Contrary to common belief, it is not the role of government to subsidize private companies. This statement is true whether the company is green, minority-owned, small, or gargantuan. Besides, the fetish for small businesses is annoying. Small businesses employ 45.9 percent of American workers, according to the Small Business Administration (SBA). That sounds impressive until you realize that 99.9 percent of businesses in America are small. That means 0.1 percent of businesses in the country employ more than half of the work force.
The SBA is mostly useless. No doubt various businesses getting subsidized loans through the agency love it. If your enterprise can’t get a loan because your business plan is subpar, an SBA guarantee will help convince a bank to give you cash, since taxpayers will cover much of the unpaid loan.
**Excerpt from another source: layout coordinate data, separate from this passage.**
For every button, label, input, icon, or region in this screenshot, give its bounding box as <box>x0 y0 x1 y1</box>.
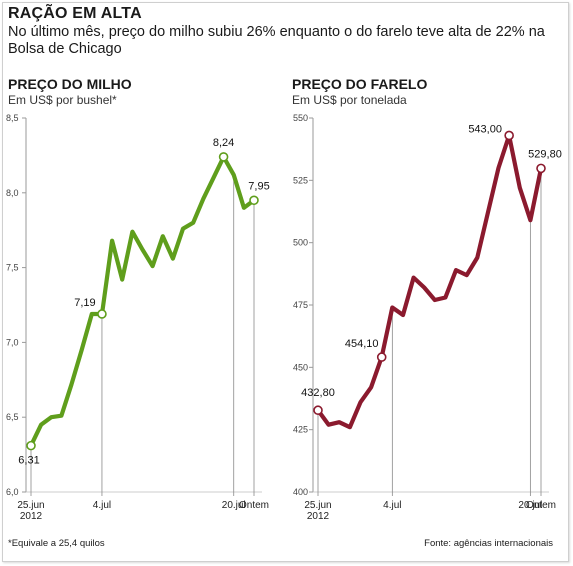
y-tick-label: 6,5 <box>6 412 19 422</box>
x-tick-label: 20.jul <box>222 500 246 511</box>
highlight-point <box>313 405 323 416</box>
y-tick-label: 475 <box>293 300 308 310</box>
y-tick-label: 400 <box>293 487 308 497</box>
highlight-point <box>218 152 229 162</box>
y-tick-label: 8,0 <box>6 188 19 198</box>
highlight-point <box>536 163 546 174</box>
x-tick-label: 20.jul <box>518 500 542 511</box>
highlight-point <box>249 195 259 206</box>
x-tick-label: Ontem <box>239 500 269 511</box>
y-tick-label: 500 <box>293 238 308 248</box>
data-label: 8,24 <box>213 137 234 149</box>
data-label: 7,19 <box>74 297 95 309</box>
y-tick-label: 550 <box>293 113 308 123</box>
series-line <box>315 133 544 430</box>
highlight-point <box>376 352 387 362</box>
series-line <box>28 154 257 448</box>
y-tick-label: 7,0 <box>6 337 19 347</box>
y-tick-label: 7,5 <box>6 263 19 273</box>
data-label: 454,10 <box>345 338 379 350</box>
data-label: 7,95 <box>248 180 269 192</box>
highlight-point <box>26 440 36 451</box>
corn-chart-title: PREÇO DO MILHO <box>8 76 132 92</box>
highlight-point <box>97 309 107 319</box>
meal-chart-title: PREÇO DO FARELO <box>292 76 428 92</box>
y-tick-label: 425 <box>293 425 308 435</box>
x-tick-label: 4.jul <box>383 500 401 511</box>
infographic-frame <box>2 2 569 562</box>
y-tick-label: 8,5 <box>6 113 19 123</box>
y-tick-label: 6,0 <box>6 487 19 497</box>
corn-chart-unit: Em US$ por bushel* <box>8 93 117 107</box>
x-tick-label: 2012 <box>20 511 43 522</box>
x-tick-label: 25.jun <box>304 500 331 511</box>
x-tick-label: 2012 <box>307 511 330 522</box>
x-tick-label: 4.jul <box>93 500 111 511</box>
y-tick-label: 450 <box>293 362 308 372</box>
y-tick-label: 525 <box>293 175 308 185</box>
x-tick-label: Ontem <box>526 500 556 511</box>
page-title: RAÇÃO EM ALTA <box>8 5 142 22</box>
page-subtitle: No último mês, preço do milho subiu 26% … <box>8 24 545 57</box>
footnote: *Equivale a 25,4 quilos <box>8 538 105 549</box>
data-label: 543,00 <box>468 123 502 135</box>
meal-chart-unit: Em US$ por tonelada <box>292 93 407 107</box>
highlight-point <box>504 130 514 141</box>
data-label: 6,31 <box>18 455 39 467</box>
x-tick-label: 25.jun <box>17 500 44 511</box>
data-label: 529,80 <box>528 148 562 160</box>
data-label: 432,80 <box>301 387 335 399</box>
source-note: Fonte: agências internacionais <box>424 538 553 549</box>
Likewise, if you think market rates are too high and lenders’ terms are too stiff, an SBA loan will lower your borrowing costs.
But that doesn’t mean the SBA is good for the country as a whole. The SBA boasts that its lending fills an essential gap for small businesses that can’t access adequate capital. Leaving aside the silliness of believing there must be a market failure if not all companies that want a loan can get one, SBA lending is a drop in the bucket: Traditionally, the agency’s loans have represented about 1 percent of all small business loans.